Similarly, keeping computational workflows working can be challenging, especially when they are dependent on external data sources, resources, packages, or services. This raises many questions: Should published computational articles be updated if they fail in reproduction? How long should they be maintained for? Again, a pragmatic approach here is important: capturing enough information at publication time to ensure an artifact can degrade gracefully over time. For example, interactive figures should have static analogues or direct screenshots captured, notebooks should be stored including their outputs, widget or other interactive elements should have text-first analogues.

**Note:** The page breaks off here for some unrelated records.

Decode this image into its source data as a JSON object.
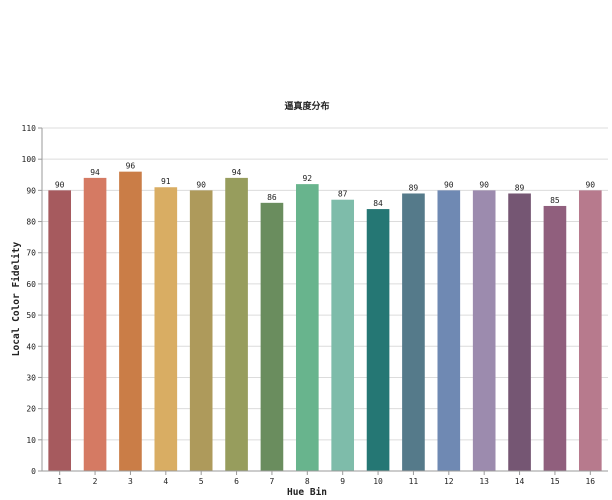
{
  "chart_data": {
    "type": "bar",
    "title": "逼真度分布",
    "xlabel": "Hue Bin",
    "ylabel": "Local Color Fidelity",
    "categories": [
      "1",
      "2",
      "3",
      "4",
      "5",
      "6",
      "7",
      "8",
      "9",
      "10",
      "11",
      "12",
      "13",
      "14",
      "15",
      "16"
    ],
    "values": [
      90,
      94,
      96,
      91,
      90,
      94,
      86,
      92,
      87,
      84,
      89,
      90,
      90,
      89,
      85,
      90
    ],
    "data_labels": [
      "90",
      "94",
      "96",
      "91",
      "90",
      "94",
      "86",
      "92",
      "87",
      "84",
      "89",
      "90",
      "90",
      "89",
      "85",
      "90"
    ],
    "ylim": [
      0,
      110
    ],
    "yticks": [
      0,
      10,
      20,
      30,
      40,
      50,
      60,
      70,
      80,
      90,
      100,
      110
    ],
    "ytick_labels": [
      "0",
      "10",
      "20",
      "30",
      "40",
      "50",
      "60",
      "70",
      "80",
      "90",
      "100",
      "110"
    ],
    "grid": true,
    "legend": false,
    "colors": [
      "#a65a5e",
      "#d57a63",
      "#ca7d47",
      "#d9ad63",
      "#ae9a5b",
      "#979d5d",
      "#6a8d5e",
      "#68b48d",
      "#7ebcaa",
      "#257774",
      "#557a8a",
      "#6f89b3",
      "#9c8bae",
      "#755673",
      "#905f7d",
      "#b77a8d"
    ]
  }
}
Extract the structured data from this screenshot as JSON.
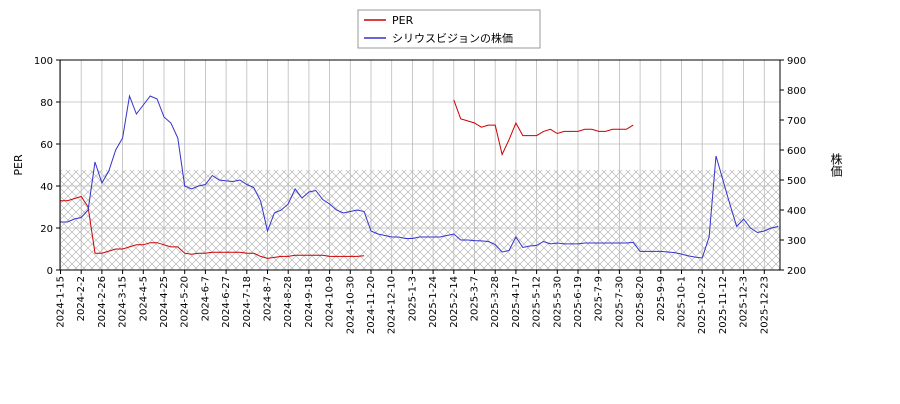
{
  "chart_data": {
    "type": "line",
    "x": [
      "2024-1-15",
      null,
      null,
      "2024-2-2",
      null,
      null,
      "2024-2-26",
      null,
      null,
      "2024-3-15",
      null,
      null,
      "2024-4-5",
      null,
      null,
      "2024-4-25",
      null,
      null,
      "2024-5-20",
      null,
      null,
      "2024-6-7",
      null,
      null,
      "2024-6-27",
      null,
      null,
      "2024-7-18",
      null,
      null,
      "2024-8-7",
      null,
      null,
      "2024-8-28",
      null,
      null,
      "2024-9-18",
      null,
      null,
      "2024-10-9",
      null,
      null,
      "2024-10-30",
      null,
      null,
      "2024-11-20",
      null,
      null,
      "2024-12-10",
      null,
      null,
      "2025-1-3",
      null,
      null,
      "2025-1-24",
      null,
      null,
      "2025-2-14",
      null,
      null,
      "2025-3-7",
      null,
      null,
      "2025-3-28",
      null,
      null,
      "2025-4-17",
      null,
      null,
      "2025-5-12",
      null,
      null,
      "2025-5-30",
      null,
      null,
      "2025-6-19",
      null,
      null,
      "2025-7-9",
      null,
      null,
      "2025-7-30",
      null,
      null,
      "2025-8-20",
      null,
      null,
      "2025-9-9",
      null,
      null,
      "2025-10-1",
      null,
      null,
      "2025-10-22",
      null,
      null,
      "2025-11-12",
      null,
      null,
      "2025-12-3",
      null,
      null,
      "2025-12-23",
      null,
      null
    ],
    "series": [
      {
        "name": "PER",
        "color": "#cc0000",
        "axis": "y",
        "values": [
          33,
          33,
          34,
          35,
          30,
          8,
          8,
          9,
          10,
          10,
          11,
          12,
          12,
          13,
          13,
          12,
          11,
          11,
          8,
          7.5,
          8,
          8,
          8.5,
          8.5,
          8.5,
          8.5,
          8.5,
          8,
          8,
          6.5,
          5.5,
          6,
          6.5,
          6.5,
          7,
          7,
          7,
          7,
          7,
          6.5,
          6.5,
          6.5,
          6.5,
          6.5,
          6.8,
          null,
          null,
          null,
          null,
          null,
          null,
          null,
          null,
          null,
          null,
          null,
          null,
          81,
          72,
          71,
          70,
          68,
          69,
          69,
          55,
          62,
          70,
          64,
          64,
          64,
          66,
          67,
          65,
          66,
          66,
          66,
          67,
          67,
          66,
          66,
          67,
          67,
          67,
          69,
          null,
          null,
          null,
          null,
          null,
          null,
          null,
          null,
          null,
          null,
          null,
          null,
          null,
          null,
          null,
          null,
          null,
          null,
          null,
          null,
          null
        ]
      },
      {
        "name": "シリウスビジョンの株価",
        "color": "#3333cc",
        "axis": "y2",
        "values": [
          360,
          360,
          370,
          375,
          400,
          560,
          490,
          530,
          600,
          640,
          780,
          720,
          750,
          780,
          770,
          710,
          690,
          640,
          480,
          470,
          480,
          485,
          515,
          500,
          497,
          495,
          500,
          485,
          475,
          430,
          330,
          390,
          400,
          420,
          470,
          440,
          460,
          465,
          435,
          420,
          400,
          390,
          395,
          400,
          395,
          330,
          320,
          315,
          310,
          310,
          305,
          305,
          310,
          310,
          310,
          310,
          315,
          320,
          300,
          300,
          298,
          297,
          295,
          285,
          260,
          265,
          310,
          275,
          280,
          282,
          295,
          287,
          290,
          287,
          287,
          287,
          290,
          290,
          290,
          290,
          290,
          290,
          290,
          292,
          262,
          262,
          262,
          262,
          260,
          258,
          253,
          247,
          243,
          240,
          310,
          580,
          500,
          420,
          345,
          370,
          340,
          325,
          330,
          340,
          345
        ]
      }
    ],
    "ylabel": "PER",
    "y2label": "株価",
    "ylim": [
      0,
      100
    ],
    "yticks": [
      0,
      20,
      40,
      60,
      80,
      100
    ],
    "y2lim": [
      200,
      900
    ],
    "y2ticks": [
      200,
      300,
      400,
      500,
      600,
      700,
      800,
      900
    ],
    "grid": true,
    "legend": "upper center"
  }
}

Given the value of computational notebooks, the ability to update the published record should at least be possible. Currently the process of “typesetting” is a costly part of the publishing workflow that disconnects the author with the output of their work (i.e. they are not editing XML and are instead proof-reading converted equations, etc.). In a computational setting, the process of “typesetting” needs to be re-imagined, with the technical, legal and functional ownership of the process to be owned and operated by the researcher, ideally in tools they understand and use. These processes should be, and can be, automated to enable continuous practices by scientists themselves.
Archiving & Computational Reproduction¶
Any information that is supplemental is not archived and disemenated in the same way as the single XML document (e.g. in PubMed). In the final, diseminated XML document we want to recreate as much of the notebook content as possible for the purposes of indexing and archiving. The constraints on indexing and archiving are different than those on full computational reproduction.
For example, the required software, data, and detailed computational requirements should not be stored in this XML document. This is both from a practicality stand point as well as a principle to utilize and reinforce existing standards and communitiy practices that are already adopted (e.g. REES). Becuase of this, the XML will not be executable on its own. There needs to be standardized ways to bundle notebooks, which we suggest to use the MECA standard (essentially a structured zip file[2]) which can include all reproducible requirements, representing the notebooks in their canonical form (.*ipynb
). This has the advantage that much of the existing computational infrastructure (e.g. Binder) can be used or adapted relatively easily to consume this file[3].
Our suggested approach to storing the notebooks in JATS is to make the data “round-trippable enough”, with the canonical notebooks, source code and data stored as supplementary files in standard forms.
For examples and explanations of this, see The Turing Way, any step towards representing the full reproduction of research in the archived VoR is valuable.
Note that service providers like GitHub provide ways to download a repository as a zip file dynamically, and this idea can be used to bridge the gap between community-used tools like Git and current standards used in publishing.
The Zenodo integration for https://
mybinder .org is esentially the same as this, unzipping the contents of a zip-file, and going through community practices for reproducibility.